The move ends half a century of consensus government in Switzerland which had seen Cabinet ministers selected from among all four of the country's leading parties.
Blocher's dismissal from the seven-member executive was confirmed yesterday when Eveline Widmer-Schlumpf, a more moderate People's Party rival, accepted parliament's nomination for her to take Blocher's place as justice minister.
Caspar Baader, the head of the People's Party's parliamentary faction immediately told parliament that the party would go into opposition and would no longer recognize Widmer-Schlumpf or fellow People's Party minister Samuel Schmid.
Blocher was kicked out of the government in a coup that plunged Swiss politics into uncertainty.
Despite leading his anti-immigrant People's Party to a second general election victory seven weeks ago, Blocher, a billionaire businessman and justice minister in the outgoing government, was caught napping by a deft piece of overnight political maneuvering by Social Democrats and Christian Democrats who blocked his path to Cabinet by persuading a party colleague to stand against him.
The defeat for Blocher changed the rules of a normally staid and predictable political culture, and left his party pledging to go into opposition rather than take part in the coalition government that invariably rules Switzerland.

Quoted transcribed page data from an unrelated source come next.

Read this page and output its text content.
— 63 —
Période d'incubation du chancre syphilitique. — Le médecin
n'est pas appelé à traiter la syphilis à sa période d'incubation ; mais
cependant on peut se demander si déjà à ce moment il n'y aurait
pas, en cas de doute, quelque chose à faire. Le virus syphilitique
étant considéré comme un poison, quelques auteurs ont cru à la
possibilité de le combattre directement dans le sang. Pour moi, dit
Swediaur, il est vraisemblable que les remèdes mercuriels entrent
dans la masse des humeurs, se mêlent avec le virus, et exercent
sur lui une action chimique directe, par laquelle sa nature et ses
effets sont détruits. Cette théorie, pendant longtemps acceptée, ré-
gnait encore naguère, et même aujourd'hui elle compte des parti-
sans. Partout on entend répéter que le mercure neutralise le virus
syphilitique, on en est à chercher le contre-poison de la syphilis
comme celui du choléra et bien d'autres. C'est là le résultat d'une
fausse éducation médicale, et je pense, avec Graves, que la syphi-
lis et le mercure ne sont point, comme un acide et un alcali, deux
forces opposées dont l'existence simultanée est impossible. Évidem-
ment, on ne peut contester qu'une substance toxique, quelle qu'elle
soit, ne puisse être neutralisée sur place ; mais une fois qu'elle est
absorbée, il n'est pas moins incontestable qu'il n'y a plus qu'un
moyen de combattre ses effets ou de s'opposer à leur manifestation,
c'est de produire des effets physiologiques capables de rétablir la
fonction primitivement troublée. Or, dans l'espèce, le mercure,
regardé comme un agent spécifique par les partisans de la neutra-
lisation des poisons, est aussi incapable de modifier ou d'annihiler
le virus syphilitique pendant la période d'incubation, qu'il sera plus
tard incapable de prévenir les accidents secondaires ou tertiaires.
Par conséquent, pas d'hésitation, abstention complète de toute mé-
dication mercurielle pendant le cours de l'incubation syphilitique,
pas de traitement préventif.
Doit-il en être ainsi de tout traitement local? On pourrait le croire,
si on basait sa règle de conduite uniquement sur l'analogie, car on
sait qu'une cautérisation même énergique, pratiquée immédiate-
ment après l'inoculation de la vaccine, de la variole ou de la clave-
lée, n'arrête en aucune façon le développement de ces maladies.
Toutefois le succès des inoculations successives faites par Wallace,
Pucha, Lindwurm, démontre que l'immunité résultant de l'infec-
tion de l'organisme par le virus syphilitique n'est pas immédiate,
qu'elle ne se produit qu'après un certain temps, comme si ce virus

The defeat was a result of political plotting by Social Democrats and Christian Democrats who vowed to oppose Blocher, but not his party, and sprang a surprise by backing one of Blocher's party colleagues for his Cabinet seat.
Under the decentralized Swiss system the federal government in Berne comprises a mere seven ministers, one of whom serves a one-year term as federal president, equivalent to prime minister.
The seats are allocated by parliamentary voting on each candidate from four parties. Blocher's People's Party is entitled to two seats in the Cabinet. His party took 29 percent of the vote in October's general election, lengthening its lead from 2003.